Take Dustin Johnson. Between 2016 to 2019, Johnson was one of the top golfers in the world, ranking number one in the OWGR for long stretches, including most of 2017. Johnson achieved ranks of 3rd-1st-1st-8th in SG: TTG stats on Tour over this four year period, but for the same span only ranked 37th-96th-25th-74th in SG: PUTT. 

While Johnson was able to maintain his consistency in the ball-striking department – he ranked inside the top-5 in SG:OTT for all four seasons as well – his SG:PUTT numbers fluctuated wildly. This sort of performance perfectly underlines how top level players are often able to remain consistent in their ball striking, while underscoring how difficult it is for even the best players to remain at the top level of their baseline for putting. 

For golf betting purposes then, focusing on a player’s ball striking stats can often be a way to identify solid value bets in a field. Players who have been putting up good SG:Tee to Green stats – or SG:Ball Striking stats (SG:OTT + SG:APP) – but underperforming on the greens, can make for good betting targets as their odds will often only reflect their poor finishes, and not the fact they have been performing consistently everywhere but on the greens. 

Gary Woodland, winner of the 2019 US Open, is a great example of how this can often work out for golf bettors. Leading into the US Open last June, Woodland had been one of the most consistent ball-strikers on Tour for most of the year (and his career), but had struggled with his putter and finished the year ranked just 133rd in SG: PUTT. Then, at the US Open, he broke through and gained 7.1 Strokes Putting for the week, which put him over the top for his first major win. Bettors who looked past his lack of wins and relied more on his fantastic tee to green stats to make their wagers, were paid off handsomely. 

Course fit

The last area we should touch on is how different courses can emphasize different skill sets. Much like how no two ballparks in Major League Baseball play the same – some allowing home runs at well above the league rate and others well below it – no two PGA venues are the same either. Different courses tend to put more emphasis on different aspects of the game, which can often give certain styles of play an edge. 

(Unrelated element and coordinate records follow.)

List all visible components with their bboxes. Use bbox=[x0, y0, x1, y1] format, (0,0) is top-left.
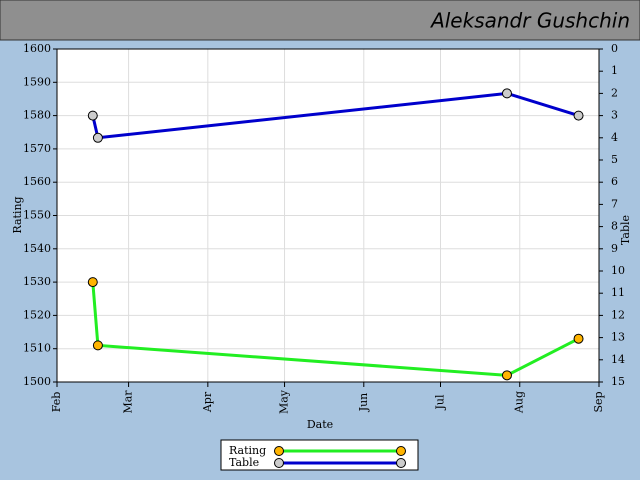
y-tick-label: 1520 bbox=[23, 308, 51, 321]
y2-tick-label: 4 bbox=[611, 131, 618, 144]
y-tick-label: 1600 bbox=[23, 42, 51, 55]
legend-marker bbox=[396, 458, 406, 468]
y-tick-label: 1580 bbox=[23, 109, 51, 122]
point bbox=[573, 333, 584, 344]
y2-tick-label: 1 bbox=[611, 64, 618, 77]
legend-label: Table bbox=[229, 456, 259, 469]
y2-tick-label: 9 bbox=[611, 242, 618, 255]
y-tick-label: 1560 bbox=[23, 175, 51, 188]
y-tick-label: 1540 bbox=[23, 242, 51, 255]
y2-tick-label: 15 bbox=[611, 375, 625, 388]
x-axis-label: Date bbox=[307, 418, 333, 431]
y-tick-label: 1570 bbox=[23, 142, 51, 155]
y2-tick-label: 0 bbox=[611, 42, 618, 55]
point bbox=[87, 277, 98, 288]
y2-tick-label: 5 bbox=[611, 153, 618, 166]
legend-marker bbox=[274, 458, 284, 468]
y-tick-label: 1530 bbox=[23, 275, 51, 288]
header bbox=[0, 0, 640, 41]
point bbox=[573, 110, 584, 121]
legend bbox=[220, 439, 419, 471]
x-tick-label: Feb bbox=[50, 392, 63, 413]
series-line bbox=[91, 281, 580, 377]
chart-title: Aleksandr Gushchin bbox=[429, 9, 630, 33]
y2-tick-label: 2 bbox=[611, 86, 618, 99]
y-axis-label: Rating bbox=[11, 196, 24, 233]
legend-marker bbox=[396, 446, 406, 456]
y-tick-label: 1500 bbox=[23, 375, 51, 388]
x-tick-label: May bbox=[278, 389, 291, 414]
y-tick-label: 1510 bbox=[23, 342, 51, 355]
y-tick-label: 1590 bbox=[23, 75, 51, 88]
y2-tick-label: 3 bbox=[611, 109, 618, 122]
y2-tick-label: 7 bbox=[611, 197, 618, 210]
y2-tick-label: 12 bbox=[611, 308, 625, 321]
y2-tick-label: 6 bbox=[611, 175, 618, 188]
x-tick-label: Aug bbox=[513, 391, 526, 414]
point bbox=[92, 340, 103, 351]
point bbox=[87, 110, 98, 121]
y2-axis-label: Table bbox=[619, 215, 632, 245]
x-tick-label: Apr bbox=[201, 391, 214, 413]
series-line bbox=[91, 91, 579, 140]
point bbox=[501, 370, 512, 381]
legend-marker bbox=[274, 446, 284, 456]
y-tick-label: 1550 bbox=[23, 209, 51, 222]
x-tick-label: Jun bbox=[357, 393, 370, 413]
point bbox=[92, 132, 103, 143]
legend-label: Rating bbox=[229, 444, 266, 457]
plot-border bbox=[56, 48, 600, 383]
y2-tick-label: 11 bbox=[611, 286, 625, 299]
y2-tick-label: 14 bbox=[611, 353, 625, 366]
point bbox=[501, 88, 512, 99]
y2-tick-label: 10 bbox=[611, 264, 625, 277]
x-tick-label: Jul bbox=[433, 394, 446, 410]
y2-tick-label: 13 bbox=[611, 331, 625, 344]
x-tick-label: Mar bbox=[122, 390, 135, 414]
y2-tick-label: 8 bbox=[611, 220, 618, 233]
x-tick-label: Sep bbox=[592, 391, 605, 412]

While it’s important to remember that good ball striking and off the tee play translate well to every course, shorter courses that don’t have a ton of penal rough often bring more variance into play, allowing putting and short games to have a greater effect on the outcome. As a result, players who tend to have more “spike weeks” with their putter will often be great at racking up wins at these sorts of venues. Brandt Snedeker is a great example of just this type of player. Despite never recording a win at a major championship, he’s still been able to grab nine PGA wins over his career, while never ranking better than 44th for the year in SG:TTG rankings since 2010. 

A great way to gain an understanding of how certain venues play is by looking back at past year’s statistics – either at the PGA Tour website (which stores data for past seasons and events), or pay-to-use databases that are popping up with more regularity thanks to the rise of Daily Fantasy Sports. A winner’s statistics at certain venues give us a decent window into how a victory was ultimately achieved, and a clue as to what sort of golfer we should be looking at for the week as well.